On a recent Wednesday afternoon, two men hopped out of the Bobcat ATV they’d parked on the western edge of Montana Tech’s campus. The men adjusted their work belts and hard hats then walked through the entrance of what looked like a garage or large storage shed.

But this shed wasn’t for storage. Instead, the building housed the mouth of roughly 3,000 feet of granite drifts, better known as Tech’s practical underground mining classroom.

For the past five years, mining engineering professor Scott Rosenthal has taught this unique underground mining class, which meets once a week about 100 feet below the campus’s surface. Rosenthal said it is the only on-campus underground classroom in the country.

“The students pretty much run their own show. We’re just there for assistance,” Rosenthal said, referring to himself and his two teacher’s assistants. “We let our students do a lot more than our sister colleges.”
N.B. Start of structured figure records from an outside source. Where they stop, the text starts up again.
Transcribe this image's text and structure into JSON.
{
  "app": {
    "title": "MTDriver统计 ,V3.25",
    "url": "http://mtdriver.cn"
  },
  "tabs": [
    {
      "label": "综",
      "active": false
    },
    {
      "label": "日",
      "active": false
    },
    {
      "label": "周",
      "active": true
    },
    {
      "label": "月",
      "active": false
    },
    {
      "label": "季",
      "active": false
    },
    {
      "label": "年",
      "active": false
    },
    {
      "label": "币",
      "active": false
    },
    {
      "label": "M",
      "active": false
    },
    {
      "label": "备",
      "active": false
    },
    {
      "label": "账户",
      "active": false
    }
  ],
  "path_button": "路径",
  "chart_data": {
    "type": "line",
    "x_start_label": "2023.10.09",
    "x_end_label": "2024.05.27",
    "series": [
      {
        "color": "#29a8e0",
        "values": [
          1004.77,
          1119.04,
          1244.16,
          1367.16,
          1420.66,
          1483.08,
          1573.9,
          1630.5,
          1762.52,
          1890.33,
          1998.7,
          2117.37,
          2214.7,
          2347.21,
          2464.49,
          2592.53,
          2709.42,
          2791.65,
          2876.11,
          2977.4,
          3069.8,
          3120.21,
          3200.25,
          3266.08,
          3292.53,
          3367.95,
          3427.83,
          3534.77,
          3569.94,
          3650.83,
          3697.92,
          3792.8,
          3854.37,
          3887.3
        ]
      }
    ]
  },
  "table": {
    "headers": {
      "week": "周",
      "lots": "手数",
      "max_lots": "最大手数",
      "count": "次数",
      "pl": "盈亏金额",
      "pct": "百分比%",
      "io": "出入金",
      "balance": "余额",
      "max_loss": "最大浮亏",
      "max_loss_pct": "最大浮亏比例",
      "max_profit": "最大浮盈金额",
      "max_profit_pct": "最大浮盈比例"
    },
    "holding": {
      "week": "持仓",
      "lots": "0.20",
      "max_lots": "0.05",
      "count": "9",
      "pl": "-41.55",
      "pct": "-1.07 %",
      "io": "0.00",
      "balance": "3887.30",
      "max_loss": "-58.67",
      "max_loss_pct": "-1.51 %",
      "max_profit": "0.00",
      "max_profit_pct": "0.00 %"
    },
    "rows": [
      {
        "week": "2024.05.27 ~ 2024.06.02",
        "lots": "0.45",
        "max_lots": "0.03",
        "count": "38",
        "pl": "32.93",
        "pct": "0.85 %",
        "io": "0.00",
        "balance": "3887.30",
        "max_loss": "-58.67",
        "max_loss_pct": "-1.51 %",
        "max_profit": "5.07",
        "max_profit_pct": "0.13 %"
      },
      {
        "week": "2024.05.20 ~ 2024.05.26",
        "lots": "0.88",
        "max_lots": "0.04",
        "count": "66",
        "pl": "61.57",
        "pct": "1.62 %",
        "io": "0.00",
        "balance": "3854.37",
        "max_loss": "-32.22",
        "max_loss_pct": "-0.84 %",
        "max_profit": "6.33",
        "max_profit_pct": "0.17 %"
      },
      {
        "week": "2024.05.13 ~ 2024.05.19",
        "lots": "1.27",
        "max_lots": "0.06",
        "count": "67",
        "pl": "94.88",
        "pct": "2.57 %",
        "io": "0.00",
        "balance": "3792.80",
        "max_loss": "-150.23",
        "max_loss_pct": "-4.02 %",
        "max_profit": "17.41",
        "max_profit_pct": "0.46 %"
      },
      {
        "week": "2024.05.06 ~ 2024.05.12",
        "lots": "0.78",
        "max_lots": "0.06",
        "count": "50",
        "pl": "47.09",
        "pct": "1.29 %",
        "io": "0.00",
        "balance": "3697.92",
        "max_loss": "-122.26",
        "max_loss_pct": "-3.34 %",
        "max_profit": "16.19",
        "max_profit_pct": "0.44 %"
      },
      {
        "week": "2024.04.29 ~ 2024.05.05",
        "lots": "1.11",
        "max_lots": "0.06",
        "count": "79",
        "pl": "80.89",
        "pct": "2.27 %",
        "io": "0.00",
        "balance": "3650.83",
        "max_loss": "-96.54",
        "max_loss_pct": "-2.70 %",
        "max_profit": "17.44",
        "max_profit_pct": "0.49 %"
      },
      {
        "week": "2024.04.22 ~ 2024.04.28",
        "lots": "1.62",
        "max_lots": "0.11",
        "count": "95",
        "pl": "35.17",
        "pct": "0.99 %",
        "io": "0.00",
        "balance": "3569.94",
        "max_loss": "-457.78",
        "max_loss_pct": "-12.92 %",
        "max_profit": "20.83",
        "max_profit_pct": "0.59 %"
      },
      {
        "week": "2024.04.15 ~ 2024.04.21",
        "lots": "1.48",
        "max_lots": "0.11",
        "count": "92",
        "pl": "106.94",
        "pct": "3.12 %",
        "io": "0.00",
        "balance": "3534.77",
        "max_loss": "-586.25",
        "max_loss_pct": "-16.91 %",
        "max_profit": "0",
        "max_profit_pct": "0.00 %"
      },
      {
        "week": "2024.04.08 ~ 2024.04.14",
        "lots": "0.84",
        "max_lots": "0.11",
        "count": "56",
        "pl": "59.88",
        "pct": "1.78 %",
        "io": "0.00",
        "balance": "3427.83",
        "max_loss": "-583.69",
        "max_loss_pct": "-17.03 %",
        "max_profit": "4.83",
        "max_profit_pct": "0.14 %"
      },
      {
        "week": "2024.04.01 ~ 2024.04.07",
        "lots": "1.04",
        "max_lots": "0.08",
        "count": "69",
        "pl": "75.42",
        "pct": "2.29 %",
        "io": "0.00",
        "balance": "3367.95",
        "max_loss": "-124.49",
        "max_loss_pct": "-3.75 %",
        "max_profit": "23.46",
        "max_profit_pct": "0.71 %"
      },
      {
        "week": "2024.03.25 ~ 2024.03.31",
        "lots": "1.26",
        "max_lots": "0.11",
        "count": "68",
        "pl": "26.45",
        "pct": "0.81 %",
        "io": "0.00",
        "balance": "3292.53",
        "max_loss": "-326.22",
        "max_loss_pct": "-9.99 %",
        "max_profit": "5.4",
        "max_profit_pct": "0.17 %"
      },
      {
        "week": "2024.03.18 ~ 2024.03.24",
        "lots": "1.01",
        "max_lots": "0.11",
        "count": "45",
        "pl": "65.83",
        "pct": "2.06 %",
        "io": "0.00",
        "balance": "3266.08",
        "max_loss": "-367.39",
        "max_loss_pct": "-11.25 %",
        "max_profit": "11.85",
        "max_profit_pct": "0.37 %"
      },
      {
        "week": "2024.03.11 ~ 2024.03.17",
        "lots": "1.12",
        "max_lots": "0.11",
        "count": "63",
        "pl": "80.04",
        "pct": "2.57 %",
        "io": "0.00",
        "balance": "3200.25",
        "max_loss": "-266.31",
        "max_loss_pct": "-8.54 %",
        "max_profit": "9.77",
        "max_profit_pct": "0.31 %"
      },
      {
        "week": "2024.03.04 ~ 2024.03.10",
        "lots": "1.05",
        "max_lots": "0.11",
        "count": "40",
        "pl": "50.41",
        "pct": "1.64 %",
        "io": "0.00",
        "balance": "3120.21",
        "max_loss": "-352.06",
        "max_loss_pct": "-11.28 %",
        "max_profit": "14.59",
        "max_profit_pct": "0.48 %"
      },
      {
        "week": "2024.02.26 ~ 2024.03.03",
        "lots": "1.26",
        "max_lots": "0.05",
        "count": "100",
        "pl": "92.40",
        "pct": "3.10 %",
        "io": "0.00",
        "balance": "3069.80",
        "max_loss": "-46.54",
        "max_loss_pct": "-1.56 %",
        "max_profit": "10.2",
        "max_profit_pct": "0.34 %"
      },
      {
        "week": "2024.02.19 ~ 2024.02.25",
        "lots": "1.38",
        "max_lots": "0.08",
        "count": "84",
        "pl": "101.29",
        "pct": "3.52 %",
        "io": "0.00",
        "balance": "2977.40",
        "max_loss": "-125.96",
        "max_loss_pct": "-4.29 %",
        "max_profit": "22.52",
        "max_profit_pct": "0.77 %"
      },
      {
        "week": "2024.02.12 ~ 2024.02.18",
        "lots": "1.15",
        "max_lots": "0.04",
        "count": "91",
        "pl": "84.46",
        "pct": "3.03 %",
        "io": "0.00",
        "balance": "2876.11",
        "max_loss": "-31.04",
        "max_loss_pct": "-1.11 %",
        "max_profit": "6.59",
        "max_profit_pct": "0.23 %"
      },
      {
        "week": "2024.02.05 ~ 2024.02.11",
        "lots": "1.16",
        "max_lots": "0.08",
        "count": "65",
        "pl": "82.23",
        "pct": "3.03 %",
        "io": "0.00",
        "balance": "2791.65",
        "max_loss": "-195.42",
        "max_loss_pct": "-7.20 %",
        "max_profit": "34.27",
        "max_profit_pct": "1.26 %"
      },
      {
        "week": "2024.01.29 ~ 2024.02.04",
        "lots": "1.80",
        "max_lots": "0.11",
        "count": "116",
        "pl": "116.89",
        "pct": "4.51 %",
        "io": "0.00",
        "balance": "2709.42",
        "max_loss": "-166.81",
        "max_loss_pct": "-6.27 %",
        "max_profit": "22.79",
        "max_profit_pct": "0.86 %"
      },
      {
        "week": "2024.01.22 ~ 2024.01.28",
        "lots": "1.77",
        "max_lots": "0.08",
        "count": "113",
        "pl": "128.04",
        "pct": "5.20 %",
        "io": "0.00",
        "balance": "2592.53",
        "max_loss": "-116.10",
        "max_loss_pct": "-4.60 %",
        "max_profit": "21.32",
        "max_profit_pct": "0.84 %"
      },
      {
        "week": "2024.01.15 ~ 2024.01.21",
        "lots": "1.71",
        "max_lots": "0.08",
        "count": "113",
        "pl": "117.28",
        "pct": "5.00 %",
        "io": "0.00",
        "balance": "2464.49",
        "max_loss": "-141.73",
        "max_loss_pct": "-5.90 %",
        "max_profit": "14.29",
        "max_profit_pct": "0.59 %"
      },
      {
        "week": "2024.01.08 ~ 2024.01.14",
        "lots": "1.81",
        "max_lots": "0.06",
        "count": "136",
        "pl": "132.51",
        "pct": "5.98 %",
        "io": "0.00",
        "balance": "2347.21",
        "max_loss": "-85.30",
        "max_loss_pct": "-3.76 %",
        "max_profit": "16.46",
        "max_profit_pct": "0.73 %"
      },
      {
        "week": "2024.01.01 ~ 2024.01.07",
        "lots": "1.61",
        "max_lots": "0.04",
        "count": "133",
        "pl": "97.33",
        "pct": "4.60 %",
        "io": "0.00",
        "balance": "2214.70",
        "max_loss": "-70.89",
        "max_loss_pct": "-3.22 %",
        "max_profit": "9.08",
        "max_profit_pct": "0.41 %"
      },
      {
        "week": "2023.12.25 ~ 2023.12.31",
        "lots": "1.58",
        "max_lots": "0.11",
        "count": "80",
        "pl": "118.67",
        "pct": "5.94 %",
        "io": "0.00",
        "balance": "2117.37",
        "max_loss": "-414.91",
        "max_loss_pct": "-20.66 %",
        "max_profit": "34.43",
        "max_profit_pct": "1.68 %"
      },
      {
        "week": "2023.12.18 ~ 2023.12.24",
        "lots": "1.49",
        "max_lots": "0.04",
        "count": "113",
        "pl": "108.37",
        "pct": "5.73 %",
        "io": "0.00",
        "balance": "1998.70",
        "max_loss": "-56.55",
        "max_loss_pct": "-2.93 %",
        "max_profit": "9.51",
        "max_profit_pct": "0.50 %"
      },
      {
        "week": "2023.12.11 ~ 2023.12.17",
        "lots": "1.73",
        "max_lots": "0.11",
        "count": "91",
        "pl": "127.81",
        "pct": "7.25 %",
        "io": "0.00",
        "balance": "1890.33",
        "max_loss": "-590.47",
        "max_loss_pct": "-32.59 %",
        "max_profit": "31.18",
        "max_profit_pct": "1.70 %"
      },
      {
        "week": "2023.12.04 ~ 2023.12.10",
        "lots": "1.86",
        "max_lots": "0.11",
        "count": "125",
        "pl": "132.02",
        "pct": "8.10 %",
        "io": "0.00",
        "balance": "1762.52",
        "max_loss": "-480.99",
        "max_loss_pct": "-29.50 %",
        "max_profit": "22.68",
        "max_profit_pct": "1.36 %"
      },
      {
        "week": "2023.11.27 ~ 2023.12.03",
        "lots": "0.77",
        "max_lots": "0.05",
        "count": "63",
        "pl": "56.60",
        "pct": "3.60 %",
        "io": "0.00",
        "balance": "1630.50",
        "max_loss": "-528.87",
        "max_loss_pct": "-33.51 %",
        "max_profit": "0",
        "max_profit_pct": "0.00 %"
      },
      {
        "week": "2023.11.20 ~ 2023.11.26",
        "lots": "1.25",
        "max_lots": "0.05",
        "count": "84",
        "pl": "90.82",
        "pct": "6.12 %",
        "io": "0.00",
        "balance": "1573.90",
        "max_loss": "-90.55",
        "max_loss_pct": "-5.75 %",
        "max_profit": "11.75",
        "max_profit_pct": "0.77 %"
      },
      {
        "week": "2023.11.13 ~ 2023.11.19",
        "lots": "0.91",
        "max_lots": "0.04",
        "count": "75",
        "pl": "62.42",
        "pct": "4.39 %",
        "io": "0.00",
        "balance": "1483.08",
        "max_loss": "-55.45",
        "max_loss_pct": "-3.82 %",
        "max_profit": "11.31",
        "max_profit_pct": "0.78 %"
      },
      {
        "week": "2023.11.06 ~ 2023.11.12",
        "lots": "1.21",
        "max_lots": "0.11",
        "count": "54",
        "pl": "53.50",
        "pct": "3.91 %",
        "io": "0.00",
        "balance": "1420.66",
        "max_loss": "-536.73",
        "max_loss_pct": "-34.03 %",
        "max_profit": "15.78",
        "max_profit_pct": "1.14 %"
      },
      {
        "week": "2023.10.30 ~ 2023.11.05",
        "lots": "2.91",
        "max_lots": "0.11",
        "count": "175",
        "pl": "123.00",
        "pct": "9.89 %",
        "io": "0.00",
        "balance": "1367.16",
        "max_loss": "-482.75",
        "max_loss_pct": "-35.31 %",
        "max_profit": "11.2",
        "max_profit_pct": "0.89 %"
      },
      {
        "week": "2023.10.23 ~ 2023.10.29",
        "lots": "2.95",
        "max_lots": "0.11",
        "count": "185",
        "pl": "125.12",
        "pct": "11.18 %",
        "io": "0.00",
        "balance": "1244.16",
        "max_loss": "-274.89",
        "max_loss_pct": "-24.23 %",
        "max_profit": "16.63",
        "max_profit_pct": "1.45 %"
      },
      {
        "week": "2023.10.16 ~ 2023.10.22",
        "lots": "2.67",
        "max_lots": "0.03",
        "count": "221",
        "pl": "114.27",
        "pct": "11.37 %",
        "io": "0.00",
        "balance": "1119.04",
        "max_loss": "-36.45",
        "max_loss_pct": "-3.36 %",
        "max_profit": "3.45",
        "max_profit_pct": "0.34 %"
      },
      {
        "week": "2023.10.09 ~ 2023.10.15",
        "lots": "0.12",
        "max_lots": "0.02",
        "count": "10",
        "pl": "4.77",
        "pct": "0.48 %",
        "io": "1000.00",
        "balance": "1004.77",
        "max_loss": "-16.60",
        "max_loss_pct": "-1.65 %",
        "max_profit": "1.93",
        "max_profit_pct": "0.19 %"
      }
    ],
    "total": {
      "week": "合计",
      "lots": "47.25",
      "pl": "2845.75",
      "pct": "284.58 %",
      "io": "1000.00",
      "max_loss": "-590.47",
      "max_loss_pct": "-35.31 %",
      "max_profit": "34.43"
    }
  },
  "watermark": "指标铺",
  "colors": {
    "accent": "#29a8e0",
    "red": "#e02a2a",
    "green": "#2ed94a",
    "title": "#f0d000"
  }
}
Rosenthal said he was a Tech mining engineering student himself from 1978 to 1982. A New Mexico native, he was studying in Butte when the mines were still up and running. About a year after he graduated, Butte’s mining operations shut down, forcing him to seek work elsewhere.
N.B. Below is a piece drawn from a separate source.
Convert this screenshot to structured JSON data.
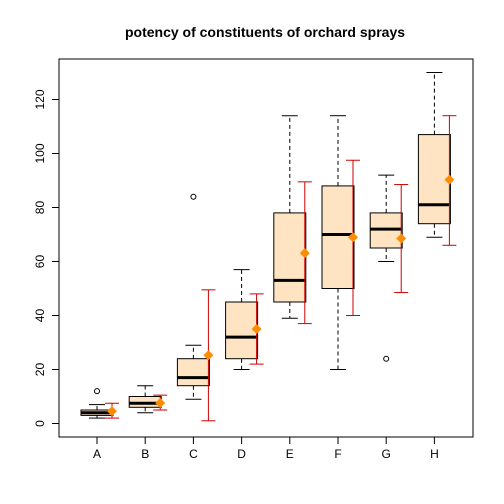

Now decades later, Rosenthal is back in Butte, and his classroom is one of the only accessible underground traces of the Richest Hill left.

Down the classroom’s entrance ramp, Rosenthal’s nine students are brought into the Orphan Boy mine drifts, or tunnels. During each four-hour class, the students work in three different groups to drill, blast, dig out, and secure different drift areas.

Since they started working in the old network of mine shafts, Rosenthal said his students have rehabbed drifts, intersected old works — including those that connect the Orphan Boy and Orphan Girl mines — and have also created new drifts.

In one work area, students drilled large, nail-like rock bolts feet deep into the granite to form a Roman arch above them. In another, one woman in bedazzled MissMe jeans maneuvered one of the compressed air-powered drills to carve out numerous holes in a strategic pattern.

Near the classroom entrance, another group finished and filled their drilled-out holes with explosive powder, basically fertilizer mixed with diesel, Rosenthal said. After moving around the corner and ensuring students had ear protection on, graduate teacher’s assistant Kyle Murphy shouted, “Fire in the hole!”

A few seconds later, a big blast followed by a few quick, smaller bursts shot sound and air toward students while clearing them a new, larger work space.

Preparing students for jobs after college and helping them land summer internships are two major goals of Rosenthal’s class. He and Murphy both said the hands-on learning environment gives students a chance to test the plans they create on paper.

“What students draw up may be pretty, but at the face, it’s not the same,” Rosenthal said. “We want them to figure out how to adjust their design to make it achievable.”

But the hands-on underground classroom is for more than just Rosenthal’s class. In 2013, a Department of Energy grant for a geothermal project helped pay for the initial development of the classroom. Now, five years later, water at 78 degrees Fahrenheit pumps to Tech’s natural resources building, where heat is extracted and colder water makes its way back underground through a process that takes some money off the college’s gas bill, Rosenthal said.

Other projects are developing underground, too. An underground greenhouse is in the works, miner health and safety research is being conducted by both Tech students and the National Institute for Occupational Safety and Health, and geological-related studies are in progress, Rosenthal said. There’s even Wi-Fi in the tunnels for experiments that need to be remotely monitored.

Rosenthal’s goal is to double the feet of accessible tunneling and expand these underground research opportunities for more than just the mining engineering department.

“Some students like the class because it’s exciting and they learn a lot in an environment where they don’t have to book-think,” Rosenthal said. “It’s an escape from their usual studies.”